Recursion, Salt Lake City, Utah, United States of America.
Genentech, South San Francisco, California, United States of America.
PLoS Comput Biol. 2024 Oct 1;20(10):e1012463. doi: 10.1371/journal.pcbi.1012463. eCollection 2024 Oct.
The continued scaling of genetic perturbation technologies combined with high-dimensional assays such as cellular microscopy and RNA-sequencing has enabled genome-scale reverse-genetics experiments that go beyond single-endpoint measurements of growth or lethality. Datasets emerging from these experiments can be combined to construct perturbative "maps of biology", in which readouts from various manipulations (e.g., CRISPR-Cas9 knockout, CRISPRi knockdown, compound treatment) are placed in unified, relatable embedding spaces allowing for the generation of genome-scale sets of pairwise comparisons. These maps of biology capture known biological relationships and uncover new associations which can be used for downstream discovery tasks. Construction of these maps involves many technical choices in both experimental and computational protocols, motivating the design of benchmark procedures to evaluate map quality in a systematic, unbiased manner. Here, we (1) establish a standardized terminology for the steps involved in perturbative map building, (2) introduce key classes of benchmarks to assess the quality of such maps, (3) construct 18 maps from four genome-scale datasets employing different cell types, perturbation technologies, and data readout modalities, (4) generate benchmark metrics for the constructed maps and investigate the reasons for performance variations, and (5) demonstrate utility of these maps to discover new biology by suggesting roles for two largely uncharacterized genes.
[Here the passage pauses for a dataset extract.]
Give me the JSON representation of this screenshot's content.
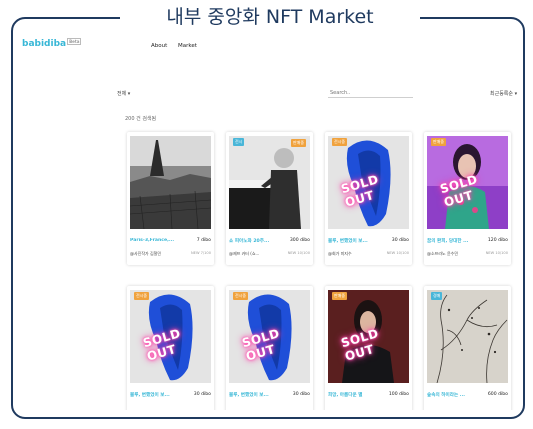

遗传扰动技术的不断扩展,加上细胞显微镜和 RNA 测序等多维分析,使得全基因组反向遗传学实验得以超越生长或致死等单点测量。这些实验产生的数据集可以组合起来构建扰动“生物学图谱”,其中各种操作(如 CRISPR-Cas9 敲除、CRISPRi 敲低、化合物处理)的读数被放置在统一的、可关联的嵌入空间中,从而生成全基因组的成对比较集。这些生物学图谱捕捉到已知的生物学关系,并揭示新的关联,可用于下游发现任务。这些图谱的构建涉及实验和计算方案中的许多技术选择,这促使我们设计基准程序以系统、无偏的方式评估图谱的质量。在这里,我们:(1)为扰动图谱构建涉及的步骤建立标准化术语;(2)引入关键类别的基准来评估这些图谱的质量;(3)使用不同的细胞类型、扰动技术和数据读出模式,从四个全基因组数据集构建 18 个图谱;(4)为构建的图谱生成基准指标,并研究性能变化的原因;(5)通过为两个基本未知的基因提出作用,展示这些图谱在发现新生物学方面的实用性。